Regardless of what riders ingest, though, Stuttgart will be watching – a total of 350 controls will be administered for the one-day World Championship event, which usually sees less than 50 finishers. For those scoring at home, the World Champs are one of only a handful of races run and owned completely by the UCI, which would seem to dent the ASO’s theory that the UCI “never wanted clean cycling”. Maybe that’s why the two bodies are reportedly squashing the beef.
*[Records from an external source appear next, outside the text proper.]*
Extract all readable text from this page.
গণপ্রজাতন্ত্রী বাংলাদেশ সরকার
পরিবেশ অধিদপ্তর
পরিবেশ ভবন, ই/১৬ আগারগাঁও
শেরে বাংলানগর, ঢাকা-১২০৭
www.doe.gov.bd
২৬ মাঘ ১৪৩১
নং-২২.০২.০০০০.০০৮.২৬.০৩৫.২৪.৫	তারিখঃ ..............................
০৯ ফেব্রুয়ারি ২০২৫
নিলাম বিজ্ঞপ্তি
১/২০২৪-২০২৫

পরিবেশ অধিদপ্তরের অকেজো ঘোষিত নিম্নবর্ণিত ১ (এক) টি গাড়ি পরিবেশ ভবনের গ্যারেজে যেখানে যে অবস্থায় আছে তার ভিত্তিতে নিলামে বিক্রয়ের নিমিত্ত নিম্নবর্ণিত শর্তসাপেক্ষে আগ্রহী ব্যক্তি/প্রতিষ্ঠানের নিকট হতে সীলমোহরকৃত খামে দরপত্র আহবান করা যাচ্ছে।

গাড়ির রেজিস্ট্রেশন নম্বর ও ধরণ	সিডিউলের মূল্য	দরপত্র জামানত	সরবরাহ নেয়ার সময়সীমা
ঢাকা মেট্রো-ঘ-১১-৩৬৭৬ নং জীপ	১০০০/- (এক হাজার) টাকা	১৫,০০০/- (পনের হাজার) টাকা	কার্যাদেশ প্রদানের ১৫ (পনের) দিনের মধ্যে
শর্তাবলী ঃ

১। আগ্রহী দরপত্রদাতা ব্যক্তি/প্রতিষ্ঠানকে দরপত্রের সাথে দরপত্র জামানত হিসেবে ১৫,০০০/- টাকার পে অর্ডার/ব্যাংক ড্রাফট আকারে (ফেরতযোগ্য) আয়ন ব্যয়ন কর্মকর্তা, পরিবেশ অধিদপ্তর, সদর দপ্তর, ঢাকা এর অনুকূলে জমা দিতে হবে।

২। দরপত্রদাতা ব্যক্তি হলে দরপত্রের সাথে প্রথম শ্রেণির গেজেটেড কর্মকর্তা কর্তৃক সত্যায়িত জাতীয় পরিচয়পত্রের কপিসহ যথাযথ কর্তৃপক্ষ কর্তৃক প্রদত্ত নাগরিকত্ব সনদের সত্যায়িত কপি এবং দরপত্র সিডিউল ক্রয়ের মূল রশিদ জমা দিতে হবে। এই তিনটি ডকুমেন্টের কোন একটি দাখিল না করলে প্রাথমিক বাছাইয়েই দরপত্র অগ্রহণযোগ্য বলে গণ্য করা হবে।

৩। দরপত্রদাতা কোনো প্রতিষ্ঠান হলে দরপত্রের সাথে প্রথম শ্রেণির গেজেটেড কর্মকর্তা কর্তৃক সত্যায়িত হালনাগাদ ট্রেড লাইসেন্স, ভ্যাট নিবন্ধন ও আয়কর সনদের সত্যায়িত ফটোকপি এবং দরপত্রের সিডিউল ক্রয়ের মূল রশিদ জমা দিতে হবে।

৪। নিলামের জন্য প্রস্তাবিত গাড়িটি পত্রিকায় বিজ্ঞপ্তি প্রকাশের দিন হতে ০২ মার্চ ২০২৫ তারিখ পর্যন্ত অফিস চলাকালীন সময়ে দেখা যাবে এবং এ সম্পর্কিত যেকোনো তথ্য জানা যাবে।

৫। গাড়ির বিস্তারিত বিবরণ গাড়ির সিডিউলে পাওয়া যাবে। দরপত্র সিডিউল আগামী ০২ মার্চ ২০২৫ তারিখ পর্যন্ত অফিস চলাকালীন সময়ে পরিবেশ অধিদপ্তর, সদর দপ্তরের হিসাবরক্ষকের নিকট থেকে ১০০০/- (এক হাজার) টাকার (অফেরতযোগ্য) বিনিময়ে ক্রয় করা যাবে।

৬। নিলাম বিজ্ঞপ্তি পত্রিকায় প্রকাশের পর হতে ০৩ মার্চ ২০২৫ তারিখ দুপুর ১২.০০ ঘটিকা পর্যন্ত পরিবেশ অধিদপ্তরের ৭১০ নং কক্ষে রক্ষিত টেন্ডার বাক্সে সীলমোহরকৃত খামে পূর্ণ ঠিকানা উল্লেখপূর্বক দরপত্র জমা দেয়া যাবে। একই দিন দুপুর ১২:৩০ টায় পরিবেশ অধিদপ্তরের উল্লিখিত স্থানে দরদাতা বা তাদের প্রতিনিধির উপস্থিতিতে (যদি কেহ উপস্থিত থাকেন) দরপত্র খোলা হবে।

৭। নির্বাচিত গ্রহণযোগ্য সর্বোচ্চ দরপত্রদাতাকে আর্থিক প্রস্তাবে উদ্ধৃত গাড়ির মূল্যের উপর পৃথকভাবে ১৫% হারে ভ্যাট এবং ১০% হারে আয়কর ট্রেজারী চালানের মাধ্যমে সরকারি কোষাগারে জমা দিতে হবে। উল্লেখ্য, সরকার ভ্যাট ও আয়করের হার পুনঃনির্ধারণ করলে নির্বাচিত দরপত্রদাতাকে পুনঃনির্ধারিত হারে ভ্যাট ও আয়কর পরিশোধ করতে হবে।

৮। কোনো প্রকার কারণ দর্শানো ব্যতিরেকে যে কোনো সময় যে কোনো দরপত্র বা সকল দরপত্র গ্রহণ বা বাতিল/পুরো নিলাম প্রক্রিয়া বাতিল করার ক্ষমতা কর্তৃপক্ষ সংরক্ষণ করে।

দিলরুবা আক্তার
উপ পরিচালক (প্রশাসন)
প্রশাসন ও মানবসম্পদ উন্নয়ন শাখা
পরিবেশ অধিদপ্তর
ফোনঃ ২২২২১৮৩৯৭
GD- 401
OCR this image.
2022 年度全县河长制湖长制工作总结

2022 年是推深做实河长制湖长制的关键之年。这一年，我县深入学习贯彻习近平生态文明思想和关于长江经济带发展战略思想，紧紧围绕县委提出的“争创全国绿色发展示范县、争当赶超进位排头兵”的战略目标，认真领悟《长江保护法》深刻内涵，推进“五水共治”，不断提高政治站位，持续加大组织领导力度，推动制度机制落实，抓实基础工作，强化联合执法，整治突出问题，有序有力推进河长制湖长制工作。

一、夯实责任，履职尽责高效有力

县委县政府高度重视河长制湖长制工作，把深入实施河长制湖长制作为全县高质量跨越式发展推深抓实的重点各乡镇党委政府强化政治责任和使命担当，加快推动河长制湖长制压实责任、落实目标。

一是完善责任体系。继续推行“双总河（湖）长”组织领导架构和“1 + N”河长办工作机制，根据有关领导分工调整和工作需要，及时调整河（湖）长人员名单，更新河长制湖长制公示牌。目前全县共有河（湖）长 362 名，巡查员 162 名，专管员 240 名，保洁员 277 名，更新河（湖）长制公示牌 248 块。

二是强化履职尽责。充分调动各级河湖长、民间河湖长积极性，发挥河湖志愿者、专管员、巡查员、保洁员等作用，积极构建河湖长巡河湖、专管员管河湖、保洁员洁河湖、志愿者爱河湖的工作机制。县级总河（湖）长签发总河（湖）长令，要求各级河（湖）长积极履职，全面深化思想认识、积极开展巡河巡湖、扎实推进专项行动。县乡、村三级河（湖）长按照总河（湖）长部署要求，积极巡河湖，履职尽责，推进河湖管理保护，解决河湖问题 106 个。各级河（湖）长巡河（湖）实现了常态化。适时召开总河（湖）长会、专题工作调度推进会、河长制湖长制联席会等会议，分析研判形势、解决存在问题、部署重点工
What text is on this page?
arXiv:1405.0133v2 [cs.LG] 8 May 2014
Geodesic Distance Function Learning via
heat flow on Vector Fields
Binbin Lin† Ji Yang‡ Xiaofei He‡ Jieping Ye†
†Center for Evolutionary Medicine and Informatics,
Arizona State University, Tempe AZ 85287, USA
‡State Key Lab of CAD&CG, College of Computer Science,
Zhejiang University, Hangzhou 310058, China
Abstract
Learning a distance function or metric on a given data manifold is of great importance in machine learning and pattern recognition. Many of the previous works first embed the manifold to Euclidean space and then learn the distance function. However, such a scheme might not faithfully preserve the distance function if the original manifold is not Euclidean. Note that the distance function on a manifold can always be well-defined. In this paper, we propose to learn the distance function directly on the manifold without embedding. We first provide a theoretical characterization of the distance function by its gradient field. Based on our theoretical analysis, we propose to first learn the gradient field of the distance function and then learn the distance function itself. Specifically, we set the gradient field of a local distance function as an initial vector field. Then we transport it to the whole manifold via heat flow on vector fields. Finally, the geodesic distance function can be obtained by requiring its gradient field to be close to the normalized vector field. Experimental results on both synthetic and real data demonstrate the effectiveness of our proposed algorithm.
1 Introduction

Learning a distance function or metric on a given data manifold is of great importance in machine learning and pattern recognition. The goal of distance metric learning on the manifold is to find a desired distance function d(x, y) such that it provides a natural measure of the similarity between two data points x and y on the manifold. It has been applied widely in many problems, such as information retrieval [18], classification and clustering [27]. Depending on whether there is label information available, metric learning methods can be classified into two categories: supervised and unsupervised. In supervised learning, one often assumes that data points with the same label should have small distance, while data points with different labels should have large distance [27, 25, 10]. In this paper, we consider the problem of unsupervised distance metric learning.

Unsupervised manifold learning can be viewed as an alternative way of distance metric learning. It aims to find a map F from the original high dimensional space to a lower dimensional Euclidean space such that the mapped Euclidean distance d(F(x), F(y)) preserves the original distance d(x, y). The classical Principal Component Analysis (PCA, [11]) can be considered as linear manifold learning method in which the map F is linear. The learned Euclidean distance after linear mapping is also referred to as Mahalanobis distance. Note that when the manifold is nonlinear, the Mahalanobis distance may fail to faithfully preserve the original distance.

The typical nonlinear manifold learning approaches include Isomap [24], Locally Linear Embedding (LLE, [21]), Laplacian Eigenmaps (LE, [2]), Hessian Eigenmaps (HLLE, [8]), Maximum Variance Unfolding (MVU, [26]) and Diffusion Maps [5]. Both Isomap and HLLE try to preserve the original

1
Kessler Suspended, Petacchi Out? Barloworld In.

27 Jun

On the ride to work today, I hatched this theory that maybe the “men in black” weren’t really Astana like everyone’s been saying. Maybe they were Caisses d’Epargne, a squad that tends wear black kits, and has had a few scrutinized riders. Well, looks like it’s back to the drawing board for me. Matthias Kessler has (of course) no idea how his testosterone became elevated, and Lord knows, asking his team manager, the famously unaware Walter Godefroot, won’t provide any answers either. But I bet Floyd Landis could offer a few suggestions to the young German – provided he doesn’t mind not racing in France for a bit.

Too bad about Kessler, though. I always admired the guy for manning up to finish a Tour stage with a collapsed lung in 2004. I don’t care how much dope you’re jacked up on – that’s some hard guy stuff right there. A decidedly less hard guy is also in hot water on the eve (figuratively speaking) of this year’s Tour – recently re-crowned sprint king Alessandro Petacchi. His offense? Too much asthma medicine. It seems like a stupid exclusion, but as I understand WADA’s draconian rule structure, if Petacchi’s above the the 1000 ng/mL line, then Therapeutic Use Exemption or not, that counts as a doping offense.

Jumping momentarily from those excluded to those inexplicably invited, Cyclingnews has a nice feature on the Barloworld squad. Robbie Hunter aside, I’d still rather see Unibet, or even Tinkoff, toeing the line instead of these guys; that having been said, almost anyone would be a step up from Agritubel. While not nearly as aggressive at recruiting refugee dopers as Team Relax has been, I suppose I can see the ASO harboring some ill will against Tinkoff for hiring Tyler Hamilton and Jorg Jaksche. But excluding an exciting spring performer for purely political reasons really defeats the point of selecting Wild Cards in the first place.

DiLuca wins Killer LBL, Hinault, Eurosport

29 Apr

Now that’s how a one-day race is supposed to end. 30k of attacks while the creme de la creme try to whittle each other down. DiLuca and Schleck making the-all-or-nothing move at 4k; Valverde, stuck back in the group, trying to will the field back together; the daring jumps by DiLuca and Valverde as they realize their only chance of victory is solo; Frank Schleck, broken vertebrae and all, trying to churn through the lactate to fend off Valverde – sure beats the hell out of watching guys throw kid-glove attacks for 200k before having a mosh-and-weave contest up a 25% grade.

Bjarne, Basso, and Bonehead Europeans

26 Apr

Ah, [inhales deeply] no racing today! (Ok, well, a little racing. But I’m gonna ignore it.) Nothing to fetter my otherwise irrepressible polemicism! I’ll begin with Bjarne Riis, who regrets nothing about the Ivan Basso affair. Bjarne, you bald-headed hypocrite, just a few months ago you were pining away like a jilted lover. You can’t be like “oh, I have regrets” one minute, then be like “I regret nothing!” the next. Sinatra would not approve. Furthermore, when you mumble about this “doubt hanging over the team”, are you forgetting about your old nickname? Or your earlier protege? Count yourself lucky there was no blood doping test when T-Ham rode for CSC.